Radial extractors have become more popular in recent years. This is mainly due to the surge in interest in beekeeping as a hobby.

In this type of machine, the frames are placed inside similar to the spokes of a bicycle wheel. The motion of the machine is able to clean out both sides of the honeycomb at the same time. Though a bit more expensive than most tangential machines, a radial extractor is a big time saver.

Radial honey centrifuge with shallow frames of honey inside image.

Manual vs Electric

Another major consideration in choosing an extractor is whether to go with manual or electric model. Both work well and will do the job of helping you process your harvest.

However, if your beekeeping budget allows – opt for a model with an electric motor. A motorized honey extractor costs more but the savings in time and “elbow grease” is well worth the money.

However, if you just don’t want to invest that much and you have a lot of helpers – a manual extractor will get the job done. It just takes a bit longer and more effort on your part.

I began beekeeping with a manual honey extractor but it was capable of being converted to electric. I planned to use it manually for a few seasons and then purchase the motor attachment.

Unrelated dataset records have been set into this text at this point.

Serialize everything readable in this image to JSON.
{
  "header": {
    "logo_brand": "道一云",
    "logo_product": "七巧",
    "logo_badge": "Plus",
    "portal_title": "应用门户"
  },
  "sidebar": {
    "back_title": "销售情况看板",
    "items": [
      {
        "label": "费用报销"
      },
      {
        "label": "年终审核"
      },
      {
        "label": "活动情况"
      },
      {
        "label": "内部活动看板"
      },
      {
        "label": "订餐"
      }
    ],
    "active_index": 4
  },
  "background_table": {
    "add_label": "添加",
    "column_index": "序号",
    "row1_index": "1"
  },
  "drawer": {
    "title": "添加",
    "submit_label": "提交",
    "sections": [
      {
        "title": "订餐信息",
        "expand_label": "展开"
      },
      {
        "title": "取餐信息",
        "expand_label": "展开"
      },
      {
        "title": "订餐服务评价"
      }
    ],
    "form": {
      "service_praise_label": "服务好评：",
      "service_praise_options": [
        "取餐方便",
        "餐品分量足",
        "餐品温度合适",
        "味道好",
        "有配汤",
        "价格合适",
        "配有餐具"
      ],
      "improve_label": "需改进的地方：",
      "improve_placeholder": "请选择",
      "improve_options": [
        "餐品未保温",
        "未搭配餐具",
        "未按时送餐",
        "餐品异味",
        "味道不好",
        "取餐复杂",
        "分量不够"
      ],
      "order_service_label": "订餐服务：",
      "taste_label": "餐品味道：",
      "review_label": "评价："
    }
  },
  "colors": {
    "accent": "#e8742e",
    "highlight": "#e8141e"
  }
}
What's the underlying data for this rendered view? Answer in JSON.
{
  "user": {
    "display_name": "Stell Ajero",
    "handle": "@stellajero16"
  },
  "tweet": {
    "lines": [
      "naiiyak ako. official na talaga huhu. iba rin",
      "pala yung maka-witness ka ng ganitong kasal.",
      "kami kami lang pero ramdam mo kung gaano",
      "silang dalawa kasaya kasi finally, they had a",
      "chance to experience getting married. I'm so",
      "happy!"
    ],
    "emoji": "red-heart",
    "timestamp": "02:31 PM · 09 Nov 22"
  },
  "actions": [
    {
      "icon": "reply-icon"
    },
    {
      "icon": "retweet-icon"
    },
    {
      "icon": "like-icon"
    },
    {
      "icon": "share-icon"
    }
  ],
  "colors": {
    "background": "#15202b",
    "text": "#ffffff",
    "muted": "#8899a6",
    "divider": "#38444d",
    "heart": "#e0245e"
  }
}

A manual unit has a large hand crank that is used to turn the inner workings of the spinner. The nicer models has gears that help accelerate the spin.

I only had about 6 supers of honey to extract that year. But after that first season, I ordered a motor and have never looked back.

A honey extractor is a valuable piece of beekeeping equipment that holds its value well.  If you decide after a few years that beekeeping is not your thing, you can sell your extractor. You should have no problems selling a well-cared for machine.

DIY Honey Extractors

Beekeepers are inventive individuals and you will find instructions online for building your own spinner. These can be very efficient but I have seen some dangerous models too. If you choose this route, be sure to use food grade parts for any area that comes in contact with the honey. 

If you have a beekeeping supply close by, you may have an opportunity to look at several models. But, if you shop online, be sure to check the reviews of the seller – you want to be assured they will honor the product description.

Honey Keeper Pro 2 Frame Stainless Steel ExtractorHoney Keeper Pro 2 Frame Stainless Steel ExtractorHoney Keeper Pro 2 Frame Stainless Steel ExtractorVIVO Electric Honey Extractor 8 Frame RackVIVO Electric Honey Extractor 8 Frame RackVIVO Electric Honey Extractor 8 Frame Rack

 

Benefits of Extracting Honey

Of course, there are other ways to prepare your honey crop without the use of an extractor. However, there are certainly benefits of the extraction process.

The major benefit is that the empty honeycomb (or drawn comb) can be reused by the bees. This enables a hive to produce more honey because they do not have to rebuild all the wax comb each year.

With proper care, the modern stainless steel units can last a lifetime. In recent years, inexpensive models have become available. They will get the job done and can be a wise choice for someone with limited funds.

However, the quality is often not as good as those sold by reliable dealers and there may be no warranty. If you are uncertain about whether or not you really need a honey extractor, ask around at local beekeeping clubs.

Some have units that they rent out for a small fee to local beekeepers. Another option is finding a beekeeping friend and sharing.